One of my students provided another example of the minimal specificity of small molecules, especially the alkaloids and phenolics produced by plants. He brought to me a research article espousing the use of phenolics from yerba mate, which serves as a coffee-like stimulant in Argentina, as a topoisomerase inhibitor and potential anti-tumor treatment. Sure enough, phenolics extracted from this plant inhibit topoisomerase, and they may well be able to inhibit the growth of tumors, but it is doubtful that the binding of the phenolics to topoisomerase in the tumor nuclei has anything to do with inhibition of tumor growth.

Topoisomerase binds to nuclear DNA as the DNA unwinds during replication to produce two new double helical DNA molecules. Topoisomerase is a DNA-binding protein, i.e. a protein that binds to a negatively charged polymer of small deoxyribose sugars and flat purine and pyrimidine bases. Proteins bind to DNA in two ways. Amino acids of the protein either bind along the edges of the hydrophobic stack of base pairs, e.g. sequence-specific transcription factors, or they provide hydrophobic, flat surfaces that bind to the hydrophobic faces of the separated bases. Topoisomerase does both, because it deals with single-stranded regions of DNA and therefore binds to both the phosphates, as well as the bases. The important point here is that both aromatic amino acids, with flat hydrophobic rings, and the hydrophobic tails of basic amino acids, i.e. lysine and arginine, bind to the hydrophobic faces of nucleic acid bases.

I have illustrated the binding of a “topoisomerase inhibitor” to show the arginine (blue) in the active site cleft of the topoisomerase that binds across the hydrophobic face of the inhibitor (grey and red). Many plant phenolics and alkaloids would be expected to similarly bind and act as inhibitors of topoisomerase. This observation and the ease by which alkaloids enter cells (attached to circulating heparan sulfate?) suggests that a major function of the nuclear envelope may be to minimize access of alkaloid and related molecules to the nucleic acid binding proteins of the nucleus.

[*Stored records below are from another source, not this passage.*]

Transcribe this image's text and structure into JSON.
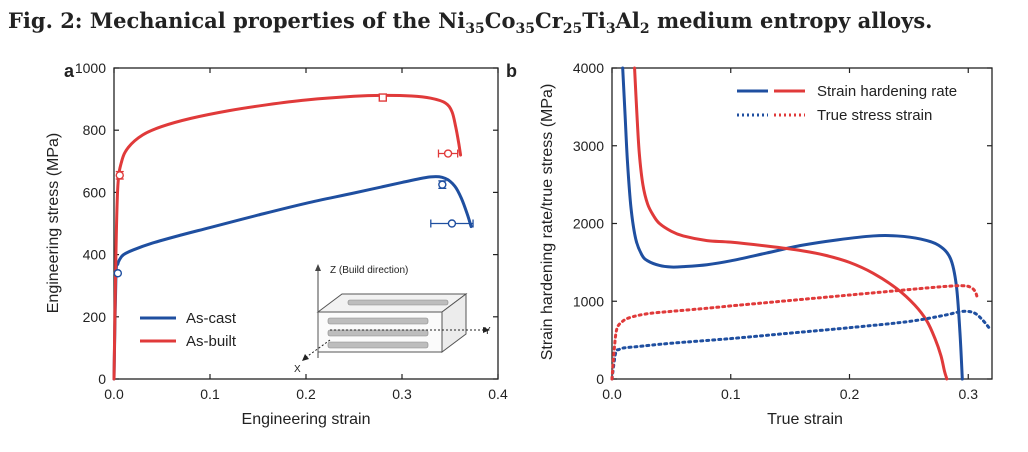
{
  "figure": {
    "title_prefix": "Fig. 2: ",
    "title_parts": [
      {
        "t": "Mechanical properties of the Ni",
        "sub": false
      },
      {
        "t": "35",
        "sub": true
      },
      {
        "t": "Co",
        "sub": false
      },
      {
        "t": "35",
        "sub": true
      },
      {
        "t": "Cr",
        "sub": false
      },
      {
        "t": "25",
        "sub": true
      },
      {
        "t": "Ti",
        "sub": false
      },
      {
        "t": "3",
        "sub": true
      },
      {
        "t": "Al",
        "sub": false
      },
      {
        "t": "2",
        "sub": true
      },
      {
        "t": " medium entropy alloys.",
        "sub": false
      }
    ]
  },
  "colors": {
    "blue": "#1f4fa0",
    "red": "#e03a3a",
    "axis": "#222222"
  },
  "chart_data": [
    {
      "panel": "a",
      "type": "line",
      "xlabel": "Engineering strain",
      "ylabel": "Engineering stress (MPa)",
      "xlim": [
        0.0,
        0.4
      ],
      "ylim": [
        0,
        1000
      ],
      "xticks": [
        "0.0",
        "0.1",
        "0.2",
        "0.3",
        "0.4"
      ],
      "yticks": [
        "0",
        "200",
        "400",
        "600",
        "800",
        "1000"
      ],
      "xtick_values": [
        0.0,
        0.1,
        0.2,
        0.3,
        0.4
      ],
      "ytick_values": [
        0,
        200,
        400,
        600,
        800,
        1000
      ],
      "legend_position": "bottom-left",
      "series": [
        {
          "name": "As-cast",
          "color": "#1f4fa0",
          "x": [
            0.0,
            0.002,
            0.004,
            0.006,
            0.01,
            0.02,
            0.04,
            0.07,
            0.1,
            0.15,
            0.2,
            0.25,
            0.3,
            0.33,
            0.345,
            0.355,
            0.362,
            0.368,
            0.372
          ],
          "y": [
            0,
            330,
            370,
            385,
            400,
            415,
            437,
            463,
            487,
            527,
            565,
            598,
            632,
            650,
            645,
            620,
            580,
            530,
            490
          ]
        },
        {
          "name": "As-built",
          "color": "#e03a3a",
          "x": [
            0.0,
            0.002,
            0.004,
            0.008,
            0.015,
            0.03,
            0.05,
            0.08,
            0.12,
            0.16,
            0.2,
            0.25,
            0.28,
            0.31,
            0.33,
            0.345,
            0.352,
            0.356,
            0.359,
            0.361
          ],
          "y": [
            0,
            400,
            620,
            700,
            745,
            785,
            812,
            838,
            863,
            882,
            897,
            909,
            912,
            910,
            903,
            888,
            860,
            810,
            760,
            720
          ]
        }
      ],
      "markers": [
        {
          "series": "As-cast",
          "shape": "circle",
          "x": 0.004,
          "y": 340
        },
        {
          "series": "As-cast",
          "shape": "circle",
          "x": 0.342,
          "y": 625,
          "yerr": 12
        },
        {
          "series": "As-cast",
          "shape": "circle",
          "x": 0.352,
          "y": 500,
          "xerr": 0.022
        },
        {
          "series": "As-built",
          "shape": "circle",
          "x": 0.006,
          "y": 655,
          "yerr": 12
        },
        {
          "series": "As-built",
          "shape": "square",
          "x": 0.28,
          "y": 905
        },
        {
          "series": "As-built",
          "shape": "circle",
          "x": 0.348,
          "y": 725,
          "xerr": 0.01
        }
      ],
      "inset": {
        "z_label": "Z (Build direction)",
        "x_label": "X",
        "y_label": "Y"
      }
    },
    {
      "panel": "b",
      "type": "line",
      "xlabel": "True strain",
      "ylabel": "Strain hardening rate/true stress (MPa)",
      "xlim": [
        0.0,
        0.32
      ],
      "ylim": [
        0,
        4000
      ],
      "xticks": [
        "0.0",
        "0.1",
        "0.2",
        "0.3"
      ],
      "yticks": [
        "0",
        "1000",
        "2000",
        "3000",
        "4000"
      ],
      "xtick_values": [
        0.0,
        0.1,
        0.2,
        0.3
      ],
      "ytick_values": [
        0,
        1000,
        2000,
        3000,
        4000
      ],
      "legend_position": "top-right",
      "legend": [
        {
          "label": "Strain hardening rate",
          "style": "solid"
        },
        {
          "label": "True stress strain",
          "style": "dotted"
        }
      ],
      "series": [
        {
          "name": "Strain hardening rate (As-cast)",
          "color": "#1f4fa0",
          "style": "solid",
          "x": [
            0.009,
            0.011,
            0.013,
            0.016,
            0.02,
            0.025,
            0.03,
            0.04,
            0.05,
            0.06,
            0.08,
            0.1,
            0.13,
            0.16,
            0.19,
            0.22,
            0.24,
            0.26,
            0.275,
            0.285,
            0.29,
            0.293,
            0.295
          ],
          "y": [
            4000,
            3400,
            2800,
            2200,
            1800,
            1600,
            1520,
            1460,
            1440,
            1445,
            1470,
            1520,
            1620,
            1720,
            1790,
            1840,
            1840,
            1800,
            1720,
            1550,
            1200,
            600,
            0
          ]
        },
        {
          "name": "Strain hardening rate (As-built)",
          "color": "#e03a3a",
          "style": "solid",
          "x": [
            0.019,
            0.021,
            0.023,
            0.026,
            0.03,
            0.035,
            0.04,
            0.05,
            0.06,
            0.08,
            0.1,
            0.13,
            0.16,
            0.18,
            0.2,
            0.22,
            0.24,
            0.255,
            0.265,
            0.272,
            0.277,
            0.28,
            0.282
          ],
          "y": [
            4000,
            3400,
            2900,
            2500,
            2250,
            2100,
            2000,
            1900,
            1840,
            1780,
            1760,
            1710,
            1650,
            1590,
            1500,
            1360,
            1160,
            950,
            750,
            520,
            300,
            100,
            0
          ]
        },
        {
          "name": "True stress strain (As-cast)",
          "color": "#1f4fa0",
          "style": "dotted",
          "x": [
            0.0,
            0.003,
            0.006,
            0.01,
            0.02,
            0.05,
            0.1,
            0.15,
            0.2,
            0.25,
            0.28,
            0.295,
            0.305,
            0.312,
            0.318
          ],
          "y": [
            0,
            330,
            380,
            400,
            415,
            460,
            520,
            590,
            660,
            740,
            820,
            870,
            850,
            760,
            650
          ]
        },
        {
          "name": "True stress strain (As-built)",
          "color": "#e03a3a",
          "style": "dotted",
          "x": [
            0.0,
            0.002,
            0.004,
            0.008,
            0.015,
            0.03,
            0.05,
            0.08,
            0.1,
            0.15,
            0.2,
            0.25,
            0.28,
            0.295,
            0.302,
            0.306,
            0.308
          ],
          "y": [
            0,
            400,
            640,
            730,
            790,
            840,
            870,
            910,
            940,
            1010,
            1080,
            1150,
            1190,
            1200,
            1180,
            1120,
            1020
          ]
        }
      ]
    }
  ]
}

The binding promiscuity of secondary plant products is further exemplified by berberine. Berberine is an alkaloid found in goldenseal and is an herbal remedy used to treat a variety of inflammatory diseases. It also binds to heparin (and nucleic acids) to produce a fluorescent complex. Thus, mast cells that store and secrete histamine and heparin to produce the symptoms of allergy, can be vividly stained with berberine.

I could not resist the temptation to check to see if berberine also binds to topoisomerase. A quick search of the research literature showed that berberine is in fact a topoisomerase inhibitor.

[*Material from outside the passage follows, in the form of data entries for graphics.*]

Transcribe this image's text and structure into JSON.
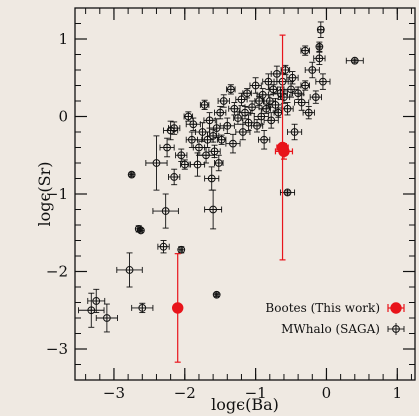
{
  "chart_data": {
    "type": "scatter",
    "xlabel": "logϵ(Ba)",
    "ylabel": "logϵ(Sr)",
    "xlim": [
      -3.55,
      1.25
    ],
    "ylim": [
      -3.4,
      1.4
    ],
    "xticks": [
      -3,
      -2,
      -1,
      0,
      1
    ],
    "yticks": [
      1,
      0,
      -1,
      -2,
      -3
    ],
    "xtick_labels": [
      "−3",
      "−2",
      "−1",
      "0",
      "1"
    ],
    "ytick_labels": [
      "1",
      "0",
      "−1",
      "−2",
      "−3"
    ],
    "legend_position": "bottom-right",
    "series": [
      {
        "name": "Bootes (This work)",
        "color": "#e8141b",
        "marker": "filled-circle",
        "points": [
          {
            "x": -2.1,
            "y": -2.47,
            "xerr": 0,
            "yerr": 0.7
          },
          {
            "x": -0.62,
            "y": -0.4,
            "xerr": 0.08,
            "yerr": 1.45
          },
          {
            "x": -0.6,
            "y": -0.45,
            "xerr": 0.12,
            "yerr": 0.1
          }
        ]
      },
      {
        "name": "MWhalo (SAGA)",
        "color": "#111111",
        "marker": "open-circle-cross",
        "points": [
          {
            "x": -3.32,
            "y": -2.5,
            "xerr": 0.18,
            "yerr": 0.22
          },
          {
            "x": -3.25,
            "y": -2.38,
            "xerr": 0.12,
            "yerr": 0.15
          },
          {
            "x": -3.1,
            "y": -2.6,
            "xerr": 0.15,
            "yerr": 0.18
          },
          {
            "x": -2.78,
            "y": -1.98,
            "xerr": 0.18,
            "yerr": 0.22
          },
          {
            "x": -2.6,
            "y": -2.47,
            "xerr": 0.15,
            "yerr": 0.06
          },
          {
            "x": -2.65,
            "y": -1.45,
            "xerr": 0.02,
            "yerr": 0.04
          },
          {
            "x": -2.62,
            "y": -1.47,
            "xerr": 0.02,
            "yerr": 0.02
          },
          {
            "x": -2.75,
            "y": -0.75,
            "xerr": 0.02,
            "yerr": 0.02
          },
          {
            "x": -2.27,
            "y": -1.22,
            "xerr": 0.18,
            "yerr": 0.22
          },
          {
            "x": -2.3,
            "y": -1.68,
            "xerr": 0.08,
            "yerr": 0.08
          },
          {
            "x": -2.4,
            "y": -0.6,
            "xerr": 0.15,
            "yerr": 0.35
          },
          {
            "x": -2.25,
            "y": -0.4,
            "xerr": 0.1,
            "yerr": 0.12
          },
          {
            "x": -2.15,
            "y": -0.78,
            "xerr": 0.08,
            "yerr": 0.1
          },
          {
            "x": -2.05,
            "y": -0.5,
            "xerr": 0.08,
            "yerr": 0.08
          },
          {
            "x": -2.0,
            "y": -0.62,
            "xerr": 0.06,
            "yerr": 0.06
          },
          {
            "x": -2.2,
            "y": -0.18,
            "xerr": 0.1,
            "yerr": 0.12
          },
          {
            "x": -2.15,
            "y": -0.15,
            "xerr": 0.08,
            "yerr": 0.08
          },
          {
            "x": -2.05,
            "y": -1.72,
            "xerr": 0.02,
            "yerr": 0.04
          },
          {
            "x": -1.95,
            "y": 0.0,
            "xerr": 0.06,
            "yerr": 0.06
          },
          {
            "x": -1.9,
            "y": -0.3,
            "xerr": 0.08,
            "yerr": 0.1
          },
          {
            "x": -1.88,
            "y": -0.1,
            "xerr": 0.1,
            "yerr": 0.08
          },
          {
            "x": -1.82,
            "y": -0.62,
            "xerr": 0.1,
            "yerr": 0.15
          },
          {
            "x": -1.8,
            "y": -0.4,
            "xerr": 0.08,
            "yerr": 0.1
          },
          {
            "x": -1.75,
            "y": -0.2,
            "xerr": 0.1,
            "yerr": 0.12
          },
          {
            "x": -1.72,
            "y": 0.15,
            "xerr": 0.06,
            "yerr": 0.06
          },
          {
            "x": -1.7,
            "y": -0.5,
            "xerr": 0.12,
            "yerr": 0.1
          },
          {
            "x": -1.68,
            "y": -0.3,
            "xerr": 0.08,
            "yerr": 0.1
          },
          {
            "x": -1.65,
            "y": -0.05,
            "xerr": 0.08,
            "yerr": 0.1
          },
          {
            "x": -1.62,
            "y": -0.8,
            "xerr": 0.1,
            "yerr": 0.15
          },
          {
            "x": -1.6,
            "y": -0.25,
            "xerr": 0.08,
            "yerr": 0.08
          },
          {
            "x": -1.58,
            "y": -0.45,
            "xerr": 0.08,
            "yerr": 0.08
          },
          {
            "x": -1.55,
            "y": -0.15,
            "xerr": 0.1,
            "yerr": 0.12
          },
          {
            "x": -1.52,
            "y": -0.6,
            "xerr": 0.06,
            "yerr": 0.1
          },
          {
            "x": -1.5,
            "y": 0.05,
            "xerr": 0.08,
            "yerr": 0.08
          },
          {
            "x": -1.48,
            "y": -0.3,
            "xerr": 0.06,
            "yerr": 0.06
          },
          {
            "x": -1.6,
            "y": -1.2,
            "xerr": 0.12,
            "yerr": 0.25
          },
          {
            "x": -1.55,
            "y": -2.3,
            "xerr": 0.02,
            "yerr": 0.02
          },
          {
            "x": -1.45,
            "y": 0.2,
            "xerr": 0.08,
            "yerr": 0.08
          },
          {
            "x": -1.4,
            "y": -0.12,
            "xerr": 0.1,
            "yerr": 0.1
          },
          {
            "x": -1.35,
            "y": 0.35,
            "xerr": 0.06,
            "yerr": 0.06
          },
          {
            "x": -1.32,
            "y": -0.35,
            "xerr": 0.1,
            "yerr": 0.12
          },
          {
            "x": -1.3,
            "y": 0.1,
            "xerr": 0.08,
            "yerr": 0.08
          },
          {
            "x": -1.25,
            "y": -0.02,
            "xerr": 0.06,
            "yerr": 0.08
          },
          {
            "x": -1.2,
            "y": 0.22,
            "xerr": 0.08,
            "yerr": 0.08
          },
          {
            "x": -1.18,
            "y": -0.2,
            "xerr": 0.1,
            "yerr": 0.1
          },
          {
            "x": -1.15,
            "y": 0.05,
            "xerr": 0.08,
            "yerr": 0.08
          },
          {
            "x": -1.12,
            "y": 0.3,
            "xerr": 0.06,
            "yerr": 0.06
          },
          {
            "x": -1.1,
            "y": -0.08,
            "xerr": 0.08,
            "yerr": 0.1
          },
          {
            "x": -1.05,
            "y": 0.12,
            "xerr": 0.1,
            "yerr": 0.08
          },
          {
            "x": -1.0,
            "y": 0.4,
            "xerr": 0.08,
            "yerr": 0.1
          },
          {
            "x": -0.98,
            "y": -0.12,
            "xerr": 0.08,
            "yerr": 0.08
          },
          {
            "x": -0.95,
            "y": 0.2,
            "xerr": 0.06,
            "yerr": 0.06
          },
          {
            "x": -0.92,
            "y": 0.0,
            "xerr": 0.1,
            "yerr": 0.1
          },
          {
            "x": -0.9,
            "y": 0.28,
            "xerr": 0.08,
            "yerr": 0.08
          },
          {
            "x": -0.88,
            "y": -0.3,
            "xerr": 0.08,
            "yerr": 0.12
          },
          {
            "x": -0.85,
            "y": 0.1,
            "xerr": 0.06,
            "yerr": 0.06
          },
          {
            "x": -0.82,
            "y": 0.45,
            "xerr": 0.08,
            "yerr": 0.1
          },
          {
            "x": -0.8,
            "y": 0.2,
            "xerr": 0.08,
            "yerr": 0.08
          },
          {
            "x": -0.78,
            "y": -0.05,
            "xerr": 0.1,
            "yerr": 0.1
          },
          {
            "x": -0.75,
            "y": 0.35,
            "xerr": 0.06,
            "yerr": 0.06
          },
          {
            "x": -0.72,
            "y": 0.15,
            "xerr": 0.1,
            "yerr": 0.08
          },
          {
            "x": -0.7,
            "y": 0.55,
            "xerr": 0.08,
            "yerr": 0.1
          },
          {
            "x": -0.68,
            "y": 0.05,
            "xerr": 0.06,
            "yerr": 0.06
          },
          {
            "x": -0.65,
            "y": 0.3,
            "xerr": 0.1,
            "yerr": 0.08
          },
          {
            "x": -0.62,
            "y": 0.45,
            "xerr": 0.08,
            "yerr": 0.1
          },
          {
            "x": -0.6,
            "y": 0.25,
            "xerr": 0.08,
            "yerr": 0.08
          },
          {
            "x": -0.58,
            "y": 0.6,
            "xerr": 0.06,
            "yerr": 0.06
          },
          {
            "x": -0.55,
            "y": 0.1,
            "xerr": 0.08,
            "yerr": 0.08
          },
          {
            "x": -0.5,
            "y": 0.35,
            "xerr": 0.1,
            "yerr": 0.1
          },
          {
            "x": -0.48,
            "y": 0.5,
            "xerr": 0.08,
            "yerr": 0.08
          },
          {
            "x": -0.45,
            "y": -0.2,
            "xerr": 0.1,
            "yerr": 0.1
          },
          {
            "x": -0.4,
            "y": 0.3,
            "xerr": 0.08,
            "yerr": 0.08
          },
          {
            "x": -0.35,
            "y": 0.18,
            "xerr": 0.1,
            "yerr": 0.1
          },
          {
            "x": -0.3,
            "y": 0.4,
            "xerr": 0.06,
            "yerr": 0.06
          },
          {
            "x": -0.25,
            "y": 0.05,
            "xerr": 0.08,
            "yerr": 0.08
          },
          {
            "x": -0.2,
            "y": 0.6,
            "xerr": 0.1,
            "yerr": 0.1
          },
          {
            "x": -0.15,
            "y": 0.25,
            "xerr": 0.08,
            "yerr": 0.08
          },
          {
            "x": -0.1,
            "y": 0.75,
            "xerr": 0.08,
            "yerr": 0.08
          },
          {
            "x": -0.05,
            "y": 0.45,
            "xerr": 0.1,
            "yerr": 0.1
          },
          {
            "x": -0.1,
            "y": 0.9,
            "xerr": 0.02,
            "yerr": 0.06
          },
          {
            "x": -0.08,
            "y": 1.12,
            "xerr": 0.04,
            "yerr": 0.1
          },
          {
            "x": -0.55,
            "y": -0.98,
            "xerr": 0.1,
            "yerr": 0.02
          },
          {
            "x": 0.4,
            "y": 0.72,
            "xerr": 0.12,
            "yerr": 0.02
          },
          {
            "x": -0.3,
            "y": 0.85,
            "xerr": 0.06,
            "yerr": 0.06
          }
        ]
      }
    ]
  }
}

The numerous cross reactions of drugs are further illustrated by metformin, the common drug used in the treatment of type II diabetes. Metformin is approximately planar and provides a surface that cannot hydrogen bond, i.e. it is hydrophobic. I expected that metformin would bind to tryptophans that I observed as common substrate-binding amino acids in the active sites of proteins that bound to polysaccharides, e.g. lectins, glycosidases and glycanases. To test this, I had students in one of my courses examine the inhibitory activity of metformin on E. coli beta-galactosidase. They found measurable inhibition and support for competitive binding to the active site that contains a pair of the predicted tryptophans.

My protein modeling and structural studies show the basis for numerous interactions between plant secondary compounds, drugs, nucleic acids, polysaccharides (glycosaminoglycans, e.g. heparin) and proteins. Unpredicted cross reactions abound and every drug can be expected to interact with multiple proteins. This provides a note of caution to the use of any drug and encourages minimal exposure, since many unobserved and unanticipated side effects are occurring. These observations also question routine ingestion of herbal remedies, after all, plants use their secondary products as potent defenses against being eaten. Alkaloids disrupt nervous systems and cellular signaling. Plants are not naturally safe.